The theatre arts department’s latest production opened with an astonishing performance last Thursday, April 10, to a packed Studio Theatre. The cast treated the audience to a show of funny, sexually-charged quips and scenes and multi-dimensional characters that all shared the spotlight with their acting and singing abilities. All the while, the musicians filled the room with smooth blues and rock ‘n’ roll sounds of a harmonica, piano and guitar trifecta.
Director Roy Conboy said his youth inspired the sounds of “In Hollow Time.”
“When I was younger I was in bands and I had a folk duo with my brother,” Conboy said. “We did a lot of that kind of stuff and I still play all the time. I still write songs for myself and actually I’ve been writing songs that go into my plays for years and years. This was the most musical attempt I’ve ever gotten at.”
It took two semesters to produce the show, as Conboy first wrote act one of his originally written and composed script, then casted for the show and finally rounded up a group of student artists and alumni to help write the remaining acts.
One of the alumni was Carlos Mendoza, who graduated last semester and became the assistant director of the production.
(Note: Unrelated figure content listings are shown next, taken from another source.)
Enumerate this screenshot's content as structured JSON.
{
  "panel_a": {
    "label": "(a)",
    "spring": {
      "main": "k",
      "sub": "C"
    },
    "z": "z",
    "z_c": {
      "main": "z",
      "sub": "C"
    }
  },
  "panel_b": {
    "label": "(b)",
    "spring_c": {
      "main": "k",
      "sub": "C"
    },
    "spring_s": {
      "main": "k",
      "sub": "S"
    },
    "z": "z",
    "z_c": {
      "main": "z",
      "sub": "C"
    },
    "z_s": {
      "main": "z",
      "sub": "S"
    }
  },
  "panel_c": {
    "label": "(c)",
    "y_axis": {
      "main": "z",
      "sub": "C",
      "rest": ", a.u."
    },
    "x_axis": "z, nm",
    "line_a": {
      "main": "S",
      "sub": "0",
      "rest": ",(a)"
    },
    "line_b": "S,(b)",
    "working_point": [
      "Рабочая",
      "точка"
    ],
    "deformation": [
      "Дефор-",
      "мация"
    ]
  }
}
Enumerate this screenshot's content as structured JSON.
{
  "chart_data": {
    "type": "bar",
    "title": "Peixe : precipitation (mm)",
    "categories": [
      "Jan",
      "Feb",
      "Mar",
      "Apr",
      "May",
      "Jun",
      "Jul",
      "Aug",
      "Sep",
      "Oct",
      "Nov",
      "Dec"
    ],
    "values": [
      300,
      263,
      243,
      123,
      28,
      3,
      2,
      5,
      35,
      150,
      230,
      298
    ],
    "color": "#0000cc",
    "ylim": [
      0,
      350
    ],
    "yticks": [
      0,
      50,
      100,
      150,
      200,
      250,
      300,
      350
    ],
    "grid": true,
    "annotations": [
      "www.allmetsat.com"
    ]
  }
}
Mendoza was greatly satisfied with the audience’s response on opening night because it showed support for the hard work the cast and crew put into the play.
“Literally everyone had their creative seed in it,” Mendoza said.
The production stars a private eye named Salsa, played by Ariella Irula, who tries to solve her latest case of finding the missing financier, played by Elliot Lieberman, and receiving the love of his abandoned wife, Corazon, played by Heather Bridgeman. There are also “hidden women” in the play who each have their own stories to tell and deliver these stories by taking turns slamming poetry inside a circle, a spotlight, a stage for them.
Eric Chen, a freshman and business major, has enjoyed the productions the theatre arts department has been producing. He attended the previous play, “Measure for Measure,” and said it is great that his professor offers the opportunities to see these live shows, which are new for him.
Conboy’s original storyline and use of SF locality make “In Hollow Time” an exciting mixture of old-time detective tales and modern scenery, diverse characters and themes of homelessness and greed all too familiar in this city.
Other present themes, such as having passion, strength and a voice are more powerful than the negatives, and are shown in the beautiful compositions sung by the actors throughout the production. If there was one haunting line in the show to leave with, it would be Salsa describing Corazon’s undying faithfulness:
“Because even in those hollow times and in his hollow eyes her love held strong.”
“In Hollow Time” runs at 8 p.m. April 17-19 and 2 p.m. April 20 in Studio Theatre. Tickets are $8.